To get rid of them, wipe down your pumpkins, preferably with a bleach wipe or two. This is especially important if you plan on carving them: piercing the dirty rind with a sharp tool will introduce those eager visitors deeper into the heart of your pumpkin. Also make sure to use clean tools. Microbes can reside and multiply on small amounts of pumpkin scraps stuck in the teeth of dirty carving knives.

Even if you don’t carve your pumpkin, it’s a good idea to wipe it down as it may have small dents or cracks that are easy to miss.

Professional pumpkin carver James Hall demonstrates 13 progressively more difficult levels of pumpkin carving.

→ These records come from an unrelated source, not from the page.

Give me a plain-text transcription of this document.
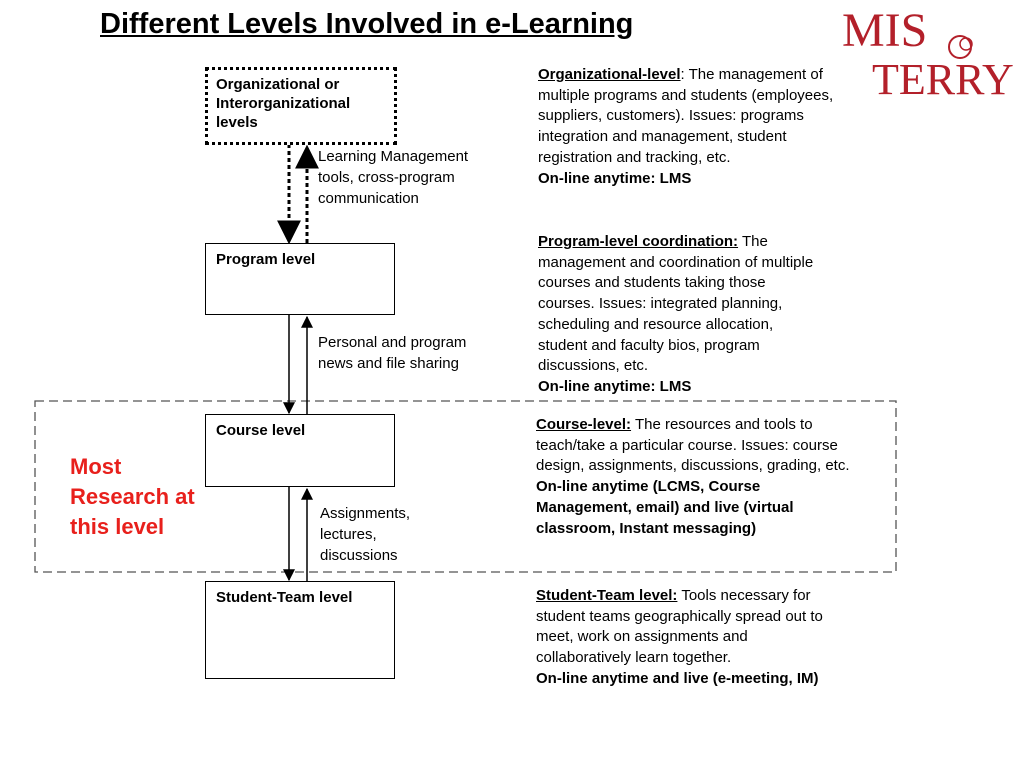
Different Levels Involved in e-Learning	MIS
TERRY
Organizational or Interorganizational levels
Program level
Course level
Student-Team level
Learning Management tools, cross-program communication
Personal and program news and file sharing
Assignments, lectures, discussions
Most Research at this level
Organizational-level: The management of multiple programs and students (employees, suppliers, customers). Issues: programs integration and management, student registration and tracking, etc.
On-line anytime: LMS
Program-level coordination: The management and coordination of multiple courses and students taking those courses. Issues: integrated planning, scheduling and resource allocation, student and faculty bios, program discussions, etc.
On-line anytime: LMS
Course-level: The resources and tools to teach/take a particular course. Issues: course design, assignments, discussions, grading, etc.
On-line anytime (LCMS, Course Management, email) and live (virtual classroom, Instant messaging)
Student-Team level: Tools necessary for student teams geographically spread out to meet, work on assignments and collaboratively learn together.
On-line anytime and live (e-meeting, IM)
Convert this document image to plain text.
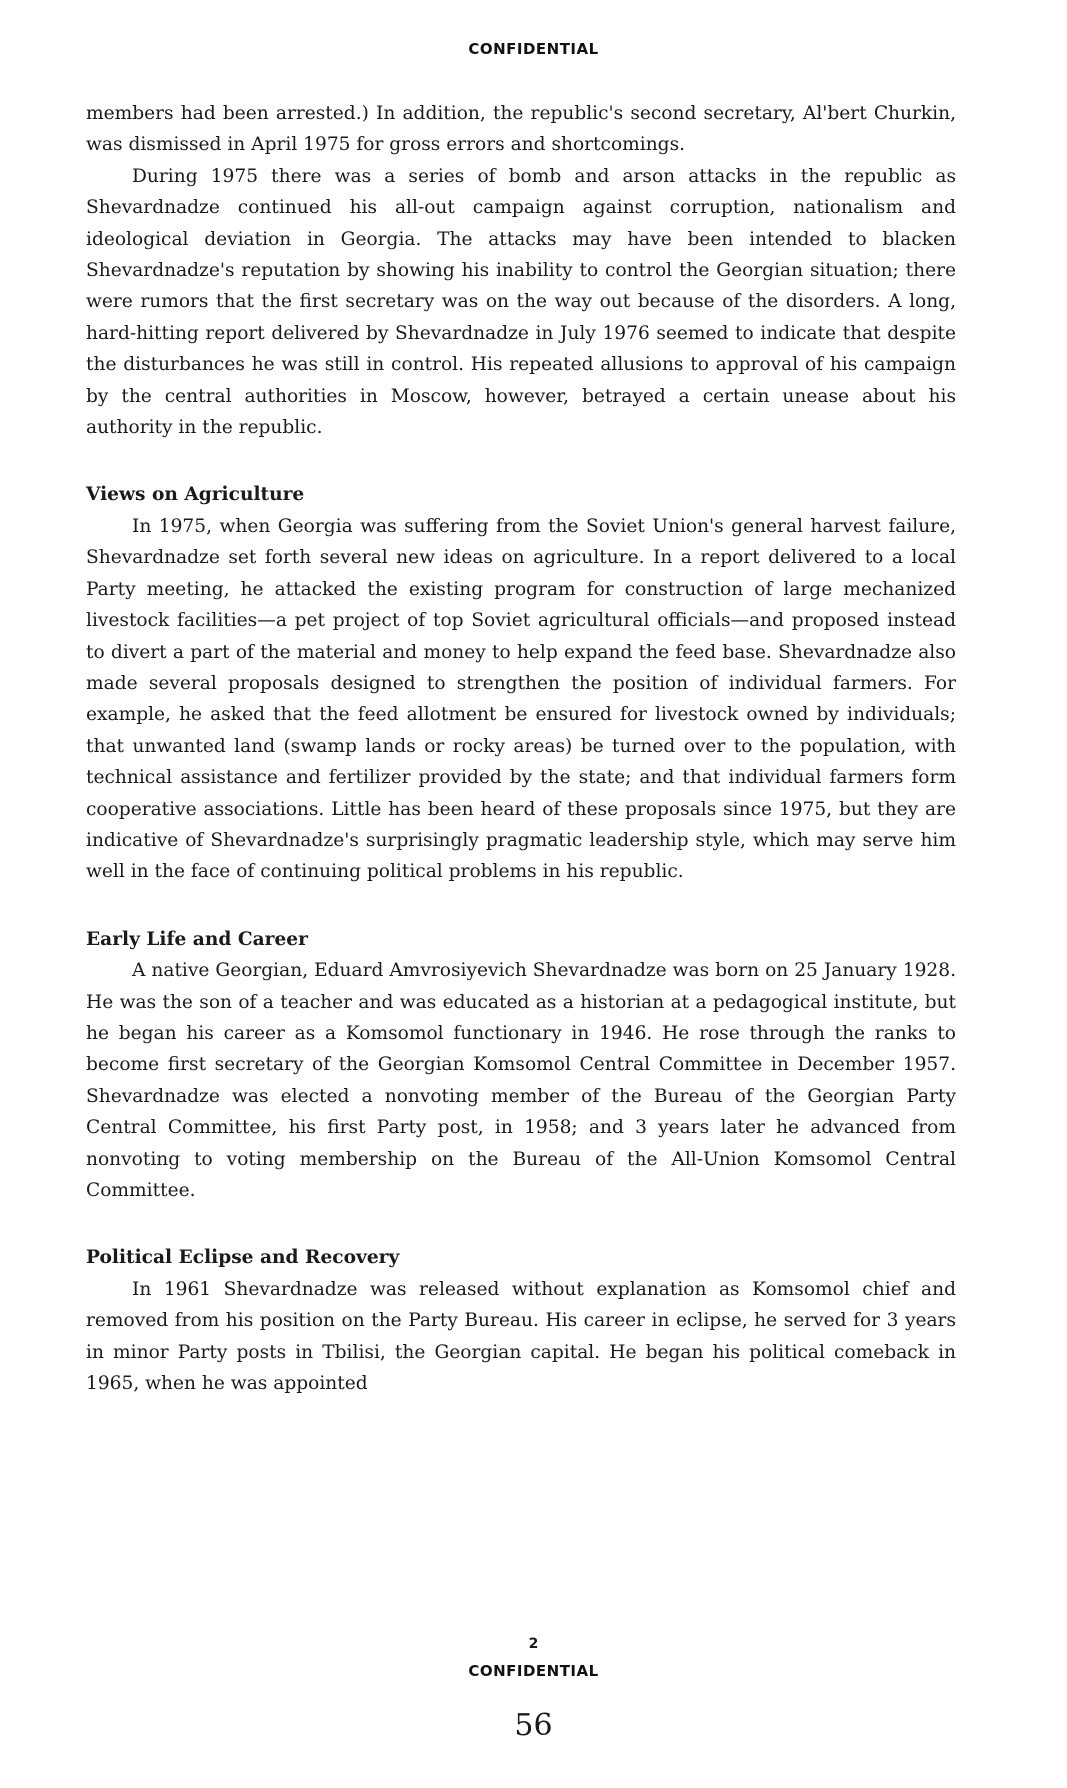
CONFIDENTIAL

members had been arrested.) In addition, the republic's second secretary, Al'bert Churkin, was dismissed in April 1975 for gross errors and shortcomings.

During 1975 there was a series of bomb and arson attacks in the republic as Shevardnadze continued his all-out campaign against corruption, nationalism and ideological deviation in Georgia. The attacks may have been intended to blacken Shevardnadze's reputation by showing his inability to control the Georgian situation; there were rumors that the first secretary was on the way out because of the disorders. A long, hard-hitting report delivered by Shevardnadze in July 1976 seemed to indicate that despite the disturbances he was still in control. His repeated allusions to approval of his campaign by the central authorities in Moscow, however, betrayed a certain unease about his authority in the republic.

Views on Agriculture

In 1975, when Georgia was suffering from the Soviet Union's general harvest failure, Shevardnadze set forth several new ideas on agriculture. In a report delivered to a local Party meeting, he attacked the existing program for construction of large mechanized livestock facilities—a pet project of top Soviet agricultural officials—and proposed instead to divert a part of the material and money to help expand the feed base. Shevardnadze also made several proposals designed to strengthen the position of individual farmers. For example, he asked that the feed allotment be ensured for livestock owned by individuals; that unwanted land (swamp lands or rocky areas) be turned over to the population, with technical assistance and fertilizer provided by the state; and that individual farmers form cooperative associations. Little has been heard of these proposals since 1975, but they are indicative of Shevardnadze's surprisingly pragmatic leadership style, which may serve him well in the face of continuing political problems in his republic.

Early Life and Career

A native Georgian, Eduard Amvrosiyevich Shevardnadze was born on 25 January 1928. He was the son of a teacher and was educated as a historian at a pedagogical institute, but he began his career as a Komsomol functionary in 1946. He rose through the ranks to become first secretary of the Georgian Komsomol Central Committee in December 1957. Shevardnadze was elected a nonvoting member of the Bureau of the Georgian Party Central Committee, his first Party post, in 1958; and 3 years later he advanced from nonvoting to voting membership on the Bureau of the All-Union Komsomol Central Committee.

Political Eclipse and Recovery

In 1961 Shevardnadze was released without explanation as Komsomol chief and removed from his position on the Party Bureau. His career in eclipse, he served for 3 years in minor Party posts in Tbilisi, the Georgian capital. He began his political comeback in 1965, when he was appointed

2
CONFIDENTIAL
56
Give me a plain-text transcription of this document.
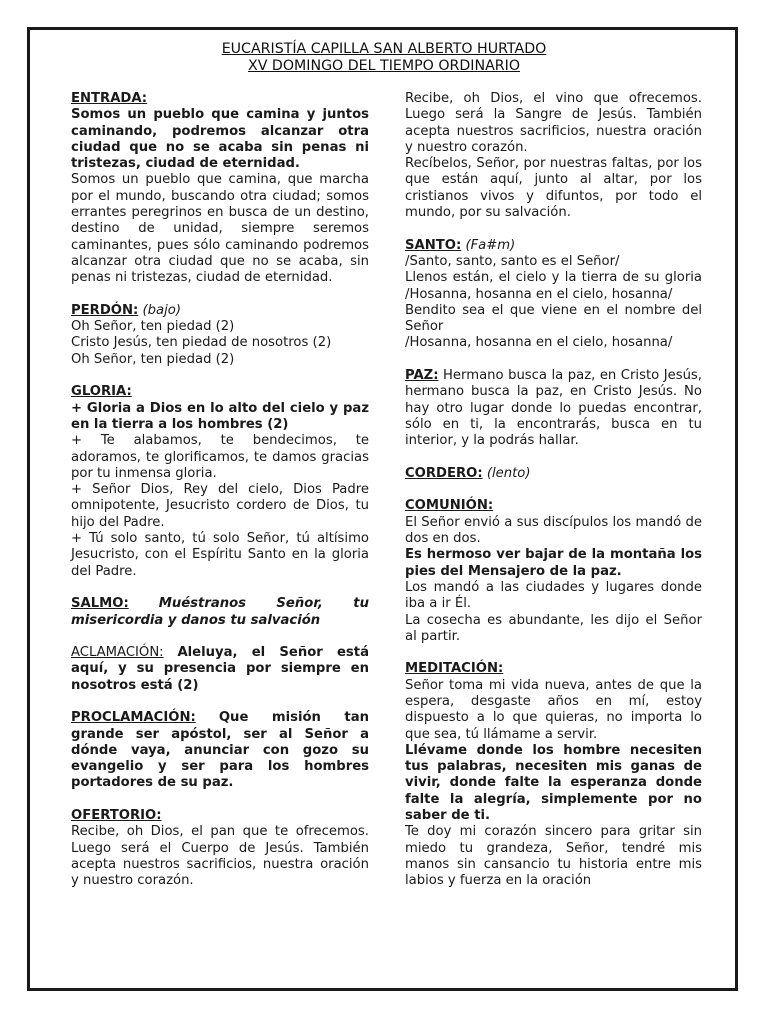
EUCARISTÍA CAPILLA SAN ALBERTO HURTADO
XV DOMINGO DEL TIEMPO ORDINARIO

ENTRADA:

Somos un pueblo que camina y juntos caminando, podremos alcanzar otra ciudad que no se acaba sin penas ni tristezas, ciudad de eternidad.

Somos un pueblo que camina, que marcha por el mundo, buscando otra ciudad; somos errantes peregrinos en busca de un destino, destino de unidad, siempre seremos caminantes, pues sólo caminando podremos alcanzar otra ciudad que no se acaba, sin penas ni tristezas, ciudad de eternidad.

PERDÓN: (bajo)

Oh Señor, ten piedad (2)

Cristo Jesús, ten piedad de nosotros (2)

Oh Señor, ten piedad (2)

GLORIA:

+ Gloria a Dios en lo alto del cielo y paz en la tierra a los hombres (2)

+ Te alabamos, te bendecimos, te adoramos, te glorificamos, te damos gracias por tu inmensa gloria.

+ Señor Dios, Rey del cielo, Dios Padre omnipotente, Jesucristo cordero de Dios, tu hijo del Padre.

+ Tú solo santo, tú solo Señor, tú altísimo Jesucristo, con el Espíritu Santo en la gloria del Padre.

SALMO: Muéstranos Señor, tu misericordia y danos tu salvación

ACLAMACIÓN: Aleluya, el Señor está aquí, y su presencia por siempre en nosotros está (2)

PROCLAMACIÓN: Que misión tan grande ser apóstol, ser al Señor a dónde vaya, anunciar con gozo su evangelio y ser para los hombres portadores de su paz.

OFERTORIO:

Recibe, oh Dios, el pan que te ofrecemos. Luego será el Cuerpo de Jesús. También acepta nuestros sacrificios, nuestra oración y nuestro corazón.

Recibe, oh Dios, el vino que ofrecemos. Luego será la Sangre de Jesús. También acepta nuestros sacrificios, nuestra oración y nuestro corazón.

Recíbelos, Señor, por nuestras faltas, por los que están aquí, junto al altar, por los cristianos vivos y difuntos, por todo el mundo, por su salvación.

SANTO: (Fa#m)

/Santo, santo, santo es el Señor/

Llenos están, el cielo y la tierra de su gloria /Hosanna, hosanna en el cielo, hosanna/

Bendito sea el que viene en el nombre del Señor

/Hosanna, hosanna en el cielo, hosanna/

PAZ: Hermano busca la paz, en Cristo Jesús, hermano busca la paz, en Cristo Jesús. No hay otro lugar donde lo puedas encontrar, sólo en ti, la encontrarás, busca en tu interior, y la podrás hallar.

CORDERO: (lento)

COMUNIÓN:

El Señor envió a sus discípulos los mandó de dos en dos.

Es hermoso ver bajar de la montaña los pies del Mensajero de la paz.

Los mandó a las ciudades y lugares donde iba a ir Él.

La cosecha es abundante, les dijo el Señor al partir.

MEDITACIÓN:

Señor toma mi vida nueva, antes de que la espera, desgaste años en mí, estoy dispuesto a lo que quieras, no importa lo que sea, tú llámame a servir.

Llévame donde los hombre necesiten tus palabras, necesiten mis ganas de vivir, donde falte la esperanza donde falte la alegría, simplemente por no saber de ti.

Te doy mi corazón sincero para gritar sin miedo tu grandeza, Señor, tendré mis manos sin cansancio tu historia entre mis labios y fuerza en la oración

Hollow out the squash thoroughly, but do not overdo it

Much of the work involved in carving a pumpkin is separating the fibrous strands and seeds within it from the tougher pulp that makes up the pumpkin’s walls. When you scoop out the squash’s innards, carefully inspect the inside walls for soft rotten spots or darkened tissue that may have been colonized by bacteria, fungus, or aquatic mold before or after harvesting. Sick pumpkins sometimes give off a repulsive smell, so use your nose too.

If you encounter these carving problems, you should try carving another pumpkin. You can also paint your pumpkins instead of carving them, which eliminates the need to look inside.

Two butternut squash halves, one healthy, the other puffy and gray with watery flesh
As soft rot progresses in the diseased pumpkin, the water-soaked appearance expands and the pulp eventually becomes watery, like cooked pumpkin pie.
Matt KassenCC BY-SA

Some online tutorials and YouTube videos recommend thinning the walls of pumpkins to allow candle or LED light to pass through. But if you make the walls too thin, your jack-o’-lantern’s fangs will become incurved flaps of skin as the pulp dries and deforms. A toothless jack-o-lantern doesn’t scare anyone.

Another benefit of keeping thicker walls is that you can try a 3D carving. It sculpts the surface of the pumpkin as if you were carving a piece of wood without breaking through the skin and can produce dramatic results.

Some people soak their carved pumpkins in diluted bleach or vinegar water after they’re done. But this technique is a double-edged sword: adding more free moisture to your masterpiece invites wind-blown mold spores and rain-splattered bacteria to colonize it. However, applying a light coating of petroleum jelly or vegetable oil to all exposed parts can extend the shelf life of your sculpted pumpkin.

Protect your creation

October is a wet month with frequent rains in many parts of the US Rain falling on your jack-o’-lantern will invite any mold in the neighborhood to settle in or on it. For this reason, I recommend keeping your pumpkins on a covered porch or displaying them in a window from indoors.

A freshly carved pumpkin with green dots in the mouth cuts
filamentous fungi like penicillium are common in many environments and can even colonize a freshly bleached jack-o’-lantern like the one shown here. Note the tiny green colonies in the carved mouth and back wall of the gourd.
Matt KassenCC BY-SA

It’s okay if mold grows inside, because not all fungi cause soft rot — diseases that produce wet patches that spread, become mushy, and turn black. If a squash becomes excessively moldy on the inside walls, move it outside to avoid producing a lot of spores inside your home.

If your pumpkin starts to get moldy and break down, don’t throw it in a landfill. Put it around the neighborhood for your deer or on your compost heap. Or find a spot in your garden where you can watch it deteriorate over time until it turns back to soil in time for next year’s pumpkin patch.